Sophie Degraeve (De Club) gaat jubileumjaar tegemoet: “Ik wil dat dit een gezellige bruine kroeg blijft”

“Ik heb alles geleerd van mijn moeder”, vertelt Sophie Degraeve. (foto Kristof Desmet)
Rémi Bruggeman
Rémi Bruggeman Medewerker KW

Sophie Degraeve (62) ‘van De Club’ is een begrip in Lauwe. Volgend jaar gaat ze haar jubileumjaar tegemoet. Veertig jaar cafébazin en zeventig jaar feestzaal café De Club wil ze dan ook niet onopgemerkt laten passeren. Een groot feest lonkt. Wij namen de tijd om even terug te blikken op haar pad tot nu toe. “Praten met je klanten, dat is de essentie van een café openhouden.”
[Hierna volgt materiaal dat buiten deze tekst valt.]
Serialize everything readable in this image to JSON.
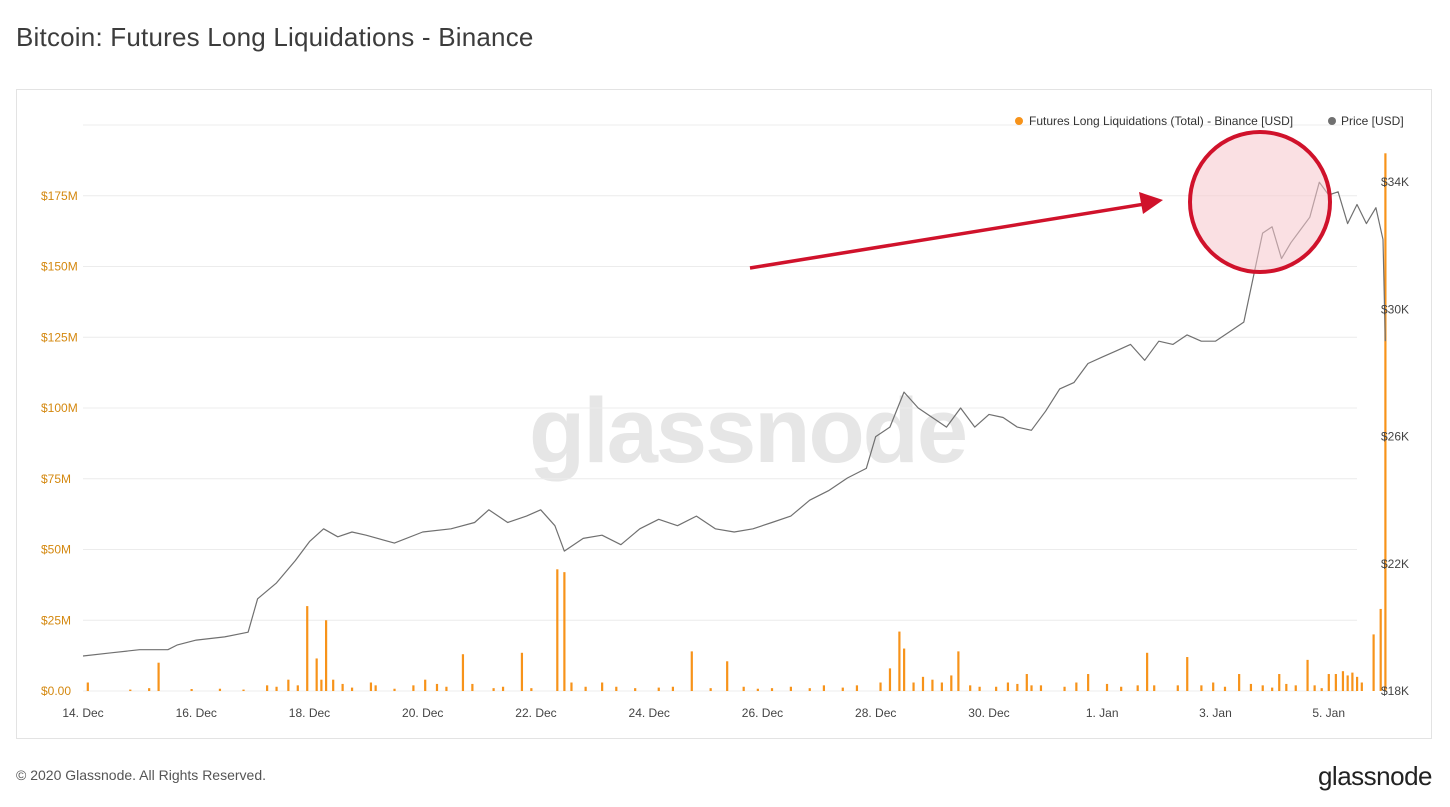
{
  "page": {
    "title": "Bitcoin: Futures Long Liquidations - Binance",
    "footer": "© 2020 Glassnode. All Rights Reserved.",
    "brand": "glassnode",
    "watermark": "glassnode"
  },
  "colors": {
    "liquidations": "#f7931a",
    "price": "#707070",
    "left_axis": "#d4880f",
    "grid": "#ececec",
    "annotation": "#d0122b",
    "circle_fill": "#f6c6cc"
  },
  "chart_data": {
    "type": "bar+line",
    "title": "Bitcoin: Futures Long Liquidations - Binance",
    "legend_placement": "top-right",
    "grid": true,
    "x": {
      "type": "date",
      "range": [
        "2020-12-14",
        "2021-01-05T12:00"
      ],
      "tick_dates": [
        "2020-12-14",
        "2020-12-16",
        "2020-12-18",
        "2020-12-20",
        "2020-12-22",
        "2020-12-24",
        "2020-12-26",
        "2020-12-28",
        "2020-12-30",
        "2021-01-01",
        "2021-01-03",
        "2021-01-05"
      ],
      "tick_labels": [
        "14. Dec",
        "16. Dec",
        "18. Dec",
        "20. Dec",
        "22. Dec",
        "24. Dec",
        "26. Dec",
        "28. Dec",
        "30. Dec",
        "1. Jan",
        "3. Jan",
        "5. Jan"
      ]
    },
    "y_left": {
      "ylim": [
        0,
        200000000
      ],
      "tick_values": [
        0,
        25000000,
        50000000,
        75000000,
        100000000,
        125000000,
        150000000,
        175000000
      ],
      "tick_labels": [
        "$0.00",
        "$25M",
        "$50M",
        "$75M",
        "$100M",
        "$125M",
        "$150M",
        "$175M"
      ]
    },
    "y_right": {
      "ylim": [
        18000,
        35800
      ],
      "tick_values": [
        18000,
        22000,
        26000,
        30000,
        34000
      ],
      "tick_labels": [
        "$18K",
        "$22K",
        "$26K",
        "$30K",
        "$34K"
      ]
    },
    "series": [
      {
        "name": "Futures Long Liquidations (Total) - Binance [USD]",
        "axis": "left",
        "kind": "bar",
        "points": [
          [
            "2020-12-14T02:00",
            3000000
          ],
          [
            "2020-12-14T20:00",
            500000
          ],
          [
            "2020-12-15T04:00",
            1000000
          ],
          [
            "2020-12-15T08:00",
            10000000
          ],
          [
            "2020-12-15T22:00",
            700000
          ],
          [
            "2020-12-16T10:00",
            800000
          ],
          [
            "2020-12-16T20:00",
            500000
          ],
          [
            "2020-12-17T06:00",
            2000000
          ],
          [
            "2020-12-17T10:00",
            1500000
          ],
          [
            "2020-12-17T15:00",
            4000000
          ],
          [
            "2020-12-17T19:00",
            2000000
          ],
          [
            "2020-12-17T23:00",
            30000000
          ],
          [
            "2020-12-18T03:00",
            11500000
          ],
          [
            "2020-12-18T05:00",
            4000000
          ],
          [
            "2020-12-18T07:00",
            25000000
          ],
          [
            "2020-12-18T10:00",
            4000000
          ],
          [
            "2020-12-18T14:00",
            2500000
          ],
          [
            "2020-12-18T18:00",
            1200000
          ],
          [
            "2020-12-19T02:00",
            3000000
          ],
          [
            "2020-12-19T04:00",
            2000000
          ],
          [
            "2020-12-19T12:00",
            800000
          ],
          [
            "2020-12-19T20:00",
            2000000
          ],
          [
            "2020-12-20T01:00",
            4000000
          ],
          [
            "2020-12-20T06:00",
            2500000
          ],
          [
            "2020-12-20T10:00",
            1500000
          ],
          [
            "2020-12-20T17:00",
            13000000
          ],
          [
            "2020-12-20T21:00",
            2500000
          ],
          [
            "2020-12-21T06:00",
            1000000
          ],
          [
            "2020-12-21T10:00",
            1500000
          ],
          [
            "2020-12-21T18:00",
            13500000
          ],
          [
            "2020-12-21T22:00",
            1000000
          ],
          [
            "2020-12-22T09:00",
            43000000
          ],
          [
            "2020-12-22T12:00",
            42000000
          ],
          [
            "2020-12-22T15:00",
            3000000
          ],
          [
            "2020-12-22T21:00",
            1500000
          ],
          [
            "2020-12-23T04:00",
            3000000
          ],
          [
            "2020-12-23T10:00",
            1500000
          ],
          [
            "2020-12-23T18:00",
            1000000
          ],
          [
            "2020-12-24T04:00",
            1200000
          ],
          [
            "2020-12-24T10:00",
            1500000
          ],
          [
            "2020-12-24T18:00",
            14000000
          ],
          [
            "2020-12-25T02:00",
            1000000
          ],
          [
            "2020-12-25T09:00",
            10500000
          ],
          [
            "2020-12-25T16:00",
            1500000
          ],
          [
            "2020-12-25T22:00",
            800000
          ],
          [
            "2020-12-26T04:00",
            1000000
          ],
          [
            "2020-12-26T12:00",
            1500000
          ],
          [
            "2020-12-26T20:00",
            1000000
          ],
          [
            "2020-12-27T02:00",
            2000000
          ],
          [
            "2020-12-27T10:00",
            1200000
          ],
          [
            "2020-12-27T16:00",
            2000000
          ],
          [
            "2020-12-28T02:00",
            3000000
          ],
          [
            "2020-12-28T06:00",
            8000000
          ],
          [
            "2020-12-28T10:00",
            21000000
          ],
          [
            "2020-12-28T12:00",
            15000000
          ],
          [
            "2020-12-28T16:00",
            3000000
          ],
          [
            "2020-12-28T20:00",
            5000000
          ],
          [
            "2020-12-29T00:00",
            4000000
          ],
          [
            "2020-12-29T04:00",
            3000000
          ],
          [
            "2020-12-29T08:00",
            5500000
          ],
          [
            "2020-12-29T11:00",
            14000000
          ],
          [
            "2020-12-29T16:00",
            2000000
          ],
          [
            "2020-12-29T20:00",
            1500000
          ],
          [
            "2020-12-30T03:00",
            1500000
          ],
          [
            "2020-12-30T08:00",
            3000000
          ],
          [
            "2020-12-30T12:00",
            2500000
          ],
          [
            "2020-12-30T16:00",
            6000000
          ],
          [
            "2020-12-30T18:00",
            2000000
          ],
          [
            "2020-12-30T22:00",
            2000000
          ],
          [
            "2020-12-31T08:00",
            1500000
          ],
          [
            "2020-12-31T13:00",
            3000000
          ],
          [
            "2020-12-31T18:00",
            6000000
          ],
          [
            "2021-01-01T02:00",
            2500000
          ],
          [
            "2021-01-01T08:00",
            1500000
          ],
          [
            "2021-01-01T15:00",
            2000000
          ],
          [
            "2021-01-01T19:00",
            13500000
          ],
          [
            "2021-01-01T22:00",
            2000000
          ],
          [
            "2021-01-02T08:00",
            2000000
          ],
          [
            "2021-01-02T12:00",
            12000000
          ],
          [
            "2021-01-02T18:00",
            2000000
          ],
          [
            "2021-01-02T23:00",
            3000000
          ],
          [
            "2021-01-03T04:00",
            1500000
          ],
          [
            "2021-01-03T10:00",
            6000000
          ],
          [
            "2021-01-03T15:00",
            2500000
          ],
          [
            "2021-01-03T20:00",
            2000000
          ],
          [
            "2021-01-04T00:00",
            1200000
          ],
          [
            "2021-01-04T03:00",
            6000000
          ],
          [
            "2021-01-04T06:00",
            2500000
          ],
          [
            "2021-01-04T10:00",
            2000000
          ],
          [
            "2021-01-04T15:00",
            11000000
          ],
          [
            "2021-01-04T18:00",
            2000000
          ],
          [
            "2021-01-04T21:00",
            1000000
          ],
          [
            "2021-01-05T00:00",
            6000000
          ],
          [
            "2021-01-05T03:00",
            6000000
          ],
          [
            "2021-01-05T06:00",
            7000000
          ],
          [
            "2021-01-05T08:00",
            5500000
          ],
          [
            "2021-01-05T10:00",
            6500000
          ],
          [
            "2021-01-05T12:00",
            5000000
          ],
          [
            "2021-01-05T14:00",
            3000000
          ],
          [
            "2021-01-05T19:00",
            20000000
          ],
          [
            "2021-01-05T22:00",
            29000000
          ],
          [
            "2021-01-06T00:00",
            190000000
          ]
        ]
      },
      {
        "name": "Price [USD]",
        "axis": "right",
        "kind": "line",
        "points": [
          [
            "2020-12-14T00:00",
            19100
          ],
          [
            "2020-12-14T12:00",
            19200
          ],
          [
            "2020-12-15T00:00",
            19300
          ],
          [
            "2020-12-15T12:00",
            19300
          ],
          [
            "2020-12-15T16:00",
            19450
          ],
          [
            "2020-12-16T00:00",
            19600
          ],
          [
            "2020-12-16T12:00",
            19700
          ],
          [
            "2020-12-16T22:00",
            19850
          ],
          [
            "2020-12-17T02:00",
            20900
          ],
          [
            "2020-12-17T10:00",
            21400
          ],
          [
            "2020-12-17T18:00",
            22100
          ],
          [
            "2020-12-18T00:00",
            22700
          ],
          [
            "2020-12-18T06:00",
            23100
          ],
          [
            "2020-12-18T12:00",
            22850
          ],
          [
            "2020-12-18T18:00",
            23000
          ],
          [
            "2020-12-19T00:00",
            22900
          ],
          [
            "2020-12-19T12:00",
            22650
          ],
          [
            "2020-12-20T00:00",
            23000
          ],
          [
            "2020-12-20T12:00",
            23100
          ],
          [
            "2020-12-20T22:00",
            23300
          ],
          [
            "2020-12-21T04:00",
            23700
          ],
          [
            "2020-12-21T12:00",
            23300
          ],
          [
            "2020-12-21T20:00",
            23500
          ],
          [
            "2020-12-22T02:00",
            23700
          ],
          [
            "2020-12-22T08:00",
            23200
          ],
          [
            "2020-12-22T12:00",
            22400
          ],
          [
            "2020-12-22T20:00",
            22800
          ],
          [
            "2020-12-23T04:00",
            22900
          ],
          [
            "2020-12-23T12:00",
            22600
          ],
          [
            "2020-12-23T20:00",
            23100
          ],
          [
            "2020-12-24T04:00",
            23400
          ],
          [
            "2020-12-24T12:00",
            23200
          ],
          [
            "2020-12-24T20:00",
            23500
          ],
          [
            "2020-12-25T04:00",
            23100
          ],
          [
            "2020-12-25T12:00",
            23000
          ],
          [
            "2020-12-25T20:00",
            23100
          ],
          [
            "2020-12-26T04:00",
            23300
          ],
          [
            "2020-12-26T12:00",
            23500
          ],
          [
            "2020-12-26T20:00",
            24000
          ],
          [
            "2020-12-27T04:00",
            24300
          ],
          [
            "2020-12-27T12:00",
            24700
          ],
          [
            "2020-12-27T20:00",
            25000
          ],
          [
            "2020-12-28T00:00",
            26000
          ],
          [
            "2020-12-28T06:00",
            26300
          ],
          [
            "2020-12-28T12:00",
            27400
          ],
          [
            "2020-12-28T18:00",
            26900
          ],
          [
            "2020-12-29T00:00",
            26600
          ],
          [
            "2020-12-29T06:00",
            26300
          ],
          [
            "2020-12-29T12:00",
            26900
          ],
          [
            "2020-12-29T18:00",
            26300
          ],
          [
            "2020-12-30T00:00",
            26700
          ],
          [
            "2020-12-30T06:00",
            26600
          ],
          [
            "2020-12-30T12:00",
            26300
          ],
          [
            "2020-12-30T18:00",
            26200
          ],
          [
            "2020-12-31T00:00",
            26800
          ],
          [
            "2020-12-31T06:00",
            27500
          ],
          [
            "2020-12-31T12:00",
            27700
          ],
          [
            "2020-12-31T18:00",
            28300
          ],
          [
            "2021-01-01T00:00",
            28500
          ],
          [
            "2021-01-01T06:00",
            28700
          ],
          [
            "2021-01-01T12:00",
            28900
          ],
          [
            "2021-01-01T18:00",
            28400
          ],
          [
            "2021-01-02T00:00",
            29000
          ],
          [
            "2021-01-02T06:00",
            28900
          ],
          [
            "2021-01-02T12:00",
            29200
          ],
          [
            "2021-01-02T18:00",
            29000
          ],
          [
            "2021-01-03T00:00",
            29000
          ],
          [
            "2021-01-03T06:00",
            29300
          ],
          [
            "2021-01-03T12:00",
            29600
          ],
          [
            "2021-01-03T16:00",
            31000
          ],
          [
            "2021-01-03T20:00",
            32400
          ],
          [
            "2021-01-04T00:00",
            32600
          ],
          [
            "2021-01-04T04:00",
            31600
          ],
          [
            "2021-01-04T08:00",
            32100
          ],
          [
            "2021-01-04T12:00",
            32500
          ],
          [
            "2021-01-04T16:00",
            32900
          ],
          [
            "2021-01-04T20:00",
            34000
          ],
          [
            "2021-01-05T00:00",
            33600
          ],
          [
            "2021-01-05T04:00",
            33700
          ],
          [
            "2021-01-05T08:00",
            32700
          ],
          [
            "2021-01-05T12:00",
            33300
          ],
          [
            "2021-01-05T16:00",
            32700
          ],
          [
            "2021-01-05T20:00",
            33200
          ],
          [
            "2021-01-05T23:00",
            32200
          ],
          [
            "2021-01-06T00:00",
            29000
          ]
        ]
      }
    ]
  }
}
Je viert volgend jaar het 70-jarig bestaan van eethuis café De Club en bent daarmee een van de bruisende hotspots in Lauwe. Hoe heb je de cafécultuur zien veranderen in al die jaren?

“Mijn moeder is er in 1955 mee begonnen en in 1985 nam ik over. Vandaag ben ik de oudste barmoeder van Lauwe. Je ziet dat er steeds minder horeca is. In Lauwe ligt dat trouwens niet enkel aan de centrumwerken. Er is sowieso al wat leegstand de laatste jaren. Er is ook veel veranderd sinds de coronacrisis. Nu hebben velen mancaves of drinken ze nog iets op het werk na de shift op vrijdag. De cultuur is ook veranderd. Velen zien het niet meer zitten om nog een café te houden en bijvoorbeeld te werken in het weekend. Ik heb dan nog het geluk dat ik erin geboren ben. Kijk, ik doe dit echt met hart en ziel. Ik praat met mijn klanten. Dat is ook de essentie van café houden. Ik ken ook iedereen bij naam. Daarnaast heb ik het geluk dat er hier veel lokale verenigingen komen vergaderen. Daarnaast zijn de dagschotels hier bekend. Die zijn seizoensgebonden en huisbereid, gezien ik kok ben van opleiding. Ook dat is een sterkte.”

Doe je dit alleen?

“Ik doe dit als alleenstaande vrouw, maar kan dit blijven doen dankzij mijn topteam van flexi-jobbers. Dat mag zeker genoteerd worden. We doen dagschotels, rouwmaaltijden, jubilea, seminaries, doopfeesten, communies… We hebben een goed systeem. Ik regel ook alles zelf en ben gewoon zo opgekweekt, zoals we in het dialect zeggen. Mijn moeder was vroeg weduwe en heeft ook alles zelf gedaan. Ik heb niets anders gekend.”

Ben je schatplichtig aan haar?

“Ik heb alles geleerd van mijn moeder. We zitten al die jaren al in hetzelfde gebouw. Ondertussen hebben we het zelf al zeker drie keer verbouwd. Dat gaat dan over een verandering van de infrastructuur. De sfeer, het hout en de antieke kaders zijn hetzelfde gebleven. Ik wil dat dit een gezellige bruine kroeg blijft. Ik woon hier al 62 jaar en ben een echte Lauwenaar.”

Hoe zag je jonge leven eruit voor je begon met De Club?

“Mijn lagere en middelbare school heb ik gedaan in Wallonië. Daarna ging ik naar hotelschool Spermalie. Ik heb ook een opleiding tolk Engels en Frans gevolgd. Ik dacht er namelijk ook even aan om in de toeristische sector te gaan. Ik heb mijn eerste vijf jaar trouwens gewerkt in hotel Broel in Kortrijk.”

Hoe maak je je menukaart?

“Die is seizoensgebonden. Alles wordt vers bereid. Ik probeer er ook veel variatie in te stoppen. Ik heb veel mensen die dagelijks komen, vandaar. De croque met mijn zelfgemaakte croquesaus en de spaghetti’s in het weekend zijn publieksfavorieten.”

Welke beroemdheid zou je ten slotte graag eens over de vloer willen hebben in De Club?

“Waarschijnlijk Quentin Tarantino. Ik ben een grote filmfan, altijd al geweest. Als regisseur apprecieer ik zijn werk echt. Op vlak van muziek hou ik dan weer van Fleetwood Mac.”